Global climate change can have varied effects on ecosystems, causing community restructuring, faunal turnover, or extinctions. The two pulses of the Ordovician mass extinction coincided with the rapid glaciation and deglaciation of Gondwana. Anticosti Island, Québec, provides an exceptional record of a shallow-marine, shelly fauna during this interval. Brachiopod communities from the Late Ordovician (Vauréal and Ellis Bay Formations) and Early Silurian (Becscie Formation) were sampled from limestone slabs in Paul Copper's collection at the Geological Survey of Canada (Ottawa, Ontario). The collection includes detailed stratigraphic information, allowing for extensive sampling throughout the study interval.
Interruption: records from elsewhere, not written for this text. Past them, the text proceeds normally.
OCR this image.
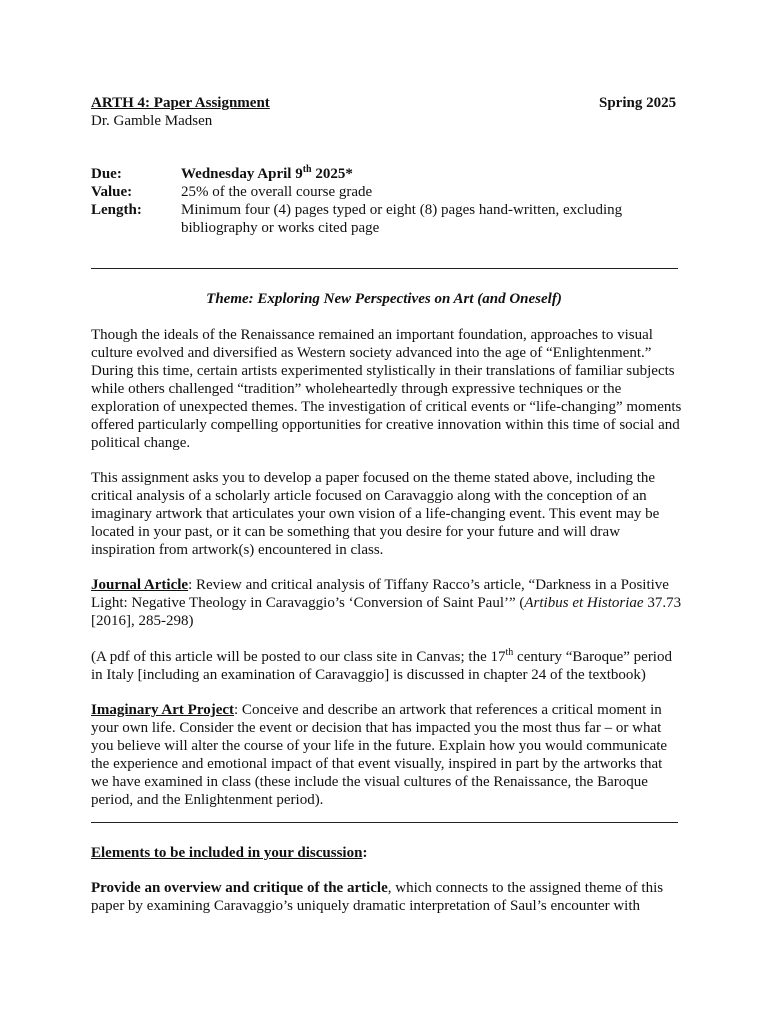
ARTH 4: Paper Assignment	Spring 2025
Dr. Gamble Madsen
Due:	Wednesday April 9th 2025*
Value:	25% of the overall course grade
Length:	Minimum four (4) pages typed or eight (8) pages hand-written, excluding
bibliography or works cited page
Theme: Exploring New Perspectives on Art (and Oneself)
Though the ideals of the Renaissance remained an important foundation, approaches to visual culture evolved and diversified as Western society advanced into the age of “Enlightenment.” During this time, certain artists experimented stylistically in their translations of familiar subjects while others challenged “tradition” wholeheartedly through expressive techniques or the exploration of unexpected themes. The investigation of critical events or “life-changing” moments offered particularly compelling opportunities for creative innovation within this time of social and political change.
This assignment asks you to develop a paper focused on the theme stated above, including the critical analysis of a scholarly article focused on Caravaggio along with the conception of an imaginary artwork that articulates your own vision of a life-changing event. This event may be located in your past, or it can be something that you desire for your future and will draw inspiration from artwork(s) encountered in class.
Journal Article: Review and critical analysis of Tiffany Racco’s article, “Darkness in a Positive Light: Negative Theology in Caravaggio’s ‘Conversion of Saint Paul’” (Artibus et Historiae 37.73 [2016], 285-298)
(A pdf of this article will be posted to our class site in Canvas; the 17th century “Baroque” period in Italy [including an examination of Caravaggio] is discussed in chapter 24 of the textbook)
Imaginary Art Project: Conceive and describe an artwork that references a critical moment in your own life. Consider the event or decision that has impacted you the most thus far – or what you believe will alter the course of your life in the future. Explain how you would communicate the experience and emotional impact of that event visually, inspired in part by the artworks that we have examined in class (these include the visual cultures of the Renaissance, the Baroque period, and the Enlightenment period).
Elements to be included in your discussion:
Provide an overview and critique of the article, which connects to the assigned theme of this paper by examining Caravaggio’s uniquely dramatic interpretation of Saul’s encounter with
Samples were only collected from surfaces that did not show evidence of taphonomic overprinting; taxa were identified to the species level.

Ordinations are a powerful tool in community analysis; different factors (i.e., higher taxonomy or environmental conditions) can be mapped onto the ordination to aid in explaining the observed variation. Both communities and taxa are explored in ordination space: 1) through the entire interval, 2) before the first extinction pulse, 3) between the two pulses, and 4) after the second pulse. When the entire interval is examined, the communities are arranged relative to stratigraphic position, and taxa are generally ordered by higher taxonomy. Within each shorter interval, variation between communities is related to both lithology (Dunham carbonate classification) and stratigraphic position. Taxa are again ordered by high taxonomy, but the relation between clusters of higher taxa is different within each shorter interval. This suggests that there was restructuring of communities during the extinction and associated climate change. Other factors related to the variation between communities include relative water depth, carbon and oxygen isotopic values, taxon size, and presence of other non-brachiopod taxa in the communities. This analysis clarifies the changes in brachiopod communities through the Ordovician mass extinction and potentially offers insight to the responses of other communities during past and present global climate change.